Battu 1-0 par la RDC lors de son entrée en lice à la CAN 2025, le Bénin n’a pas seulement perdu un match. Les Guépards ont ravivé des signaux faibles que les chiffres et l’histoire invitent à ne pas ignorer. Entre une spirale négative persistante et un précédent inquiétant, cette entame place le Bénin face à une urgence mentale autant que sportive.
Le revers (0-1) concédé face à la RDC ne surgit pas dans le vide. Il prolonge une série de trois défaites consécutives toutes compétitions confondues, une situation que le Bénin n’avait plus connue depuis septembre 2022, lors des éliminatoires de la CAN 2023. Ce simple chiffre suffit à alerter les observateurs attentifs.
Dans un tournoi aussi court et intense que la Coupe d’Afrique des nations, la dynamique joue souvent un rôle déterminant. Les équipes arrivent rarement vierges de tout contexte émotionnel. Le Bénin, lui, débarque avec une confiance fragilisée, encore plus exposée par une défaite inaugurale qui complique immédiatement les calculs.
Le poids invisible du premier match
Un match d’ouverture façonne souvent la suite d’un tournoi. Il ne détermine pas tout, mais il influence beaucoup. Le Bénin n’a pas sombré face à la RDC, les hommes de Gernot Rohr ont résisté, tenu, parfois contenu. Pourtant, le résultat a laissé une impression diffuse, celle d’une équipe prudente, consciente de ses limites, mais encore en quête d’un véritable élan collectif.
Psychologiquement, ce type de défaite agit comme une fissure silencieuse. Elle ne brise pas un groupe, mais instille le doute. Les Guépards devront rapidement transformer cette frustration en moteur, sous peine de voir la pression s’installer durablement.
Sur le terrain, le Bénin a montré une organisation cohérente et une certaine discipline. Le plan de jeu cherchait avant tout à éviter le chaos. Cette approche a permis de rester dans le match, mais elle a aussi limité les phases d’initiative. Face à une RDC expérimentée, le Bénin a souvent préféré la gestion au déséquilibre.

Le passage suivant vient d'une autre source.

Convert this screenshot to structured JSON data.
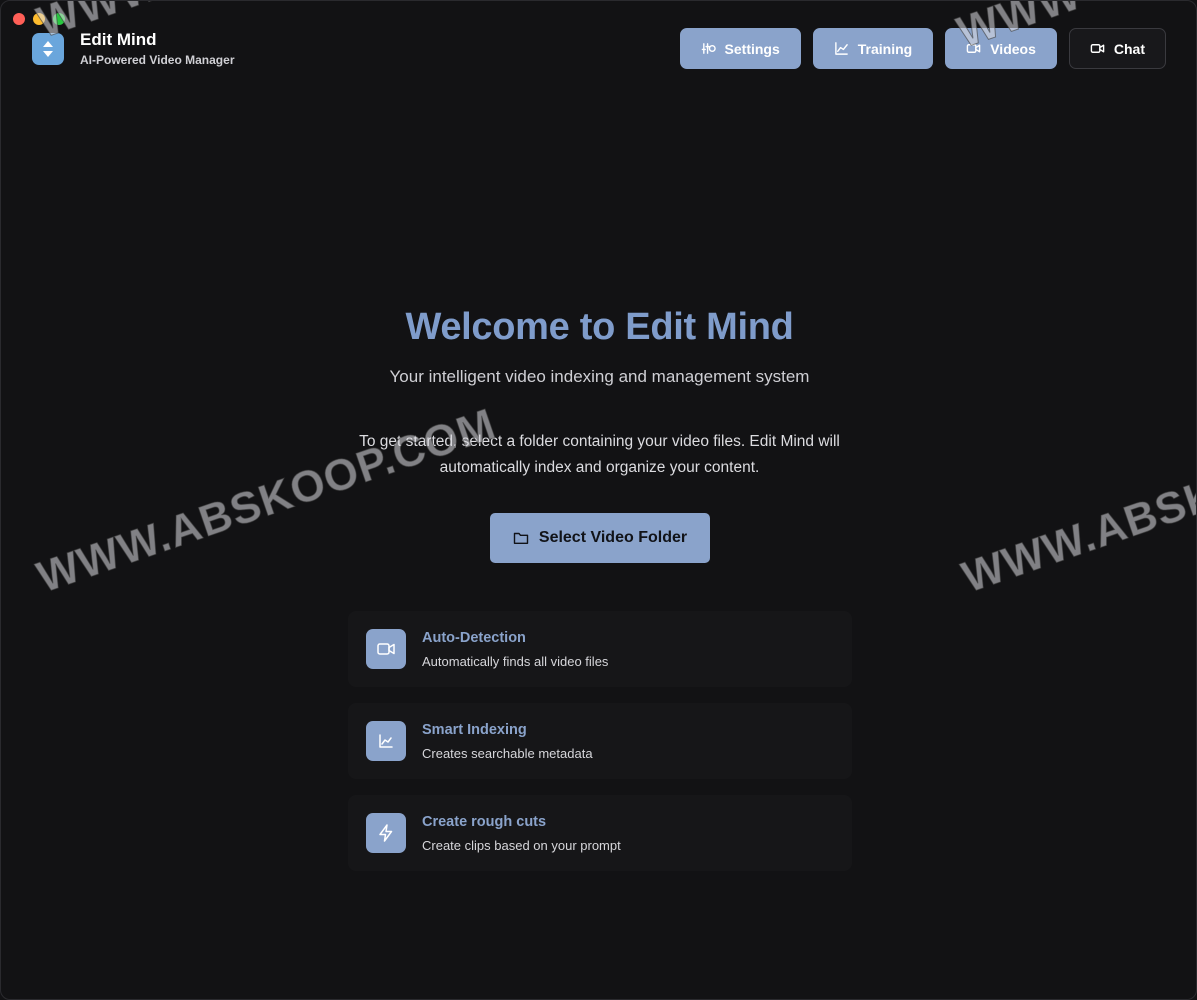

La série négative, un facteur mental à surveiller
Trois défaites consécutives ne condamnent pas une sélection, elles testent la solidité mentale d’un groupe. Chaque nouvel accroc renforce la perception d’une fragilité, même quand le contenu reste acceptable.
Pour le Bénin, l’enjeu consiste désormais à rompre cette spirale rapidement. Un succès face au Botswana permettrait non seulement de relancer le tournoi, mais aussi d’alléger un poids psychologique devenu perceptible.
Le prochain rendez-vous face au Botswana prend une importance capitale. Sur le papier, le Bénin conserve des arguments supérieurs. Pourtant, le contexte modifie la lecture. Le Sénégal, futur adversaire des Guépards, a déjà envoyé un message fort en dominant largement le Botswana (3-0).
Ce résultat rehausse l’exigence. Une victoire béninoise devient presque impérative pour rester dans la course à la qualification, tout en abordant le troisième match contre le Sénégal avec un minimum de sérénité.
La CAN 2008, un précédent qui invite à la vigilance
L’histoire, parfois, murmure des avertissements. La dernière défaite 0-1 du Bénin lors d’un match d’ouverture de la CAN remonte à 2008, face au Mali. Cette entame avait lancé une spirale négative, conclue par trois défaites en autant de rencontres et une élimination précoce.
Bien sûr, les contextes diffèrent. Les générations changent. Les scénarios ne se répètent jamais à l’identique. Mais ce précédent rappelle une vérité simple, une mauvaise entrée peut rapidement devenir un piège si la réaction tarde.
En tout cas, dans ce groupe D, le Bénin conserve encore son destin en main. Une victoire contre le Botswana replacerait les Guépards dans une position compétitive, avec un dernier match face au Sénégal qui servirait de juge de paix. En revanche, un nouveau faux pas compliquerait sérieusement toute projection.
Le Sénégal apparaît déjà comme le favori logique du groupe. Le Bénin devra donc viser un minimum de quatre points pour espérer passer. Cet objectif reste atteignable, à condition d’afficher davantage de personnalité et de justesse dans les moments clés.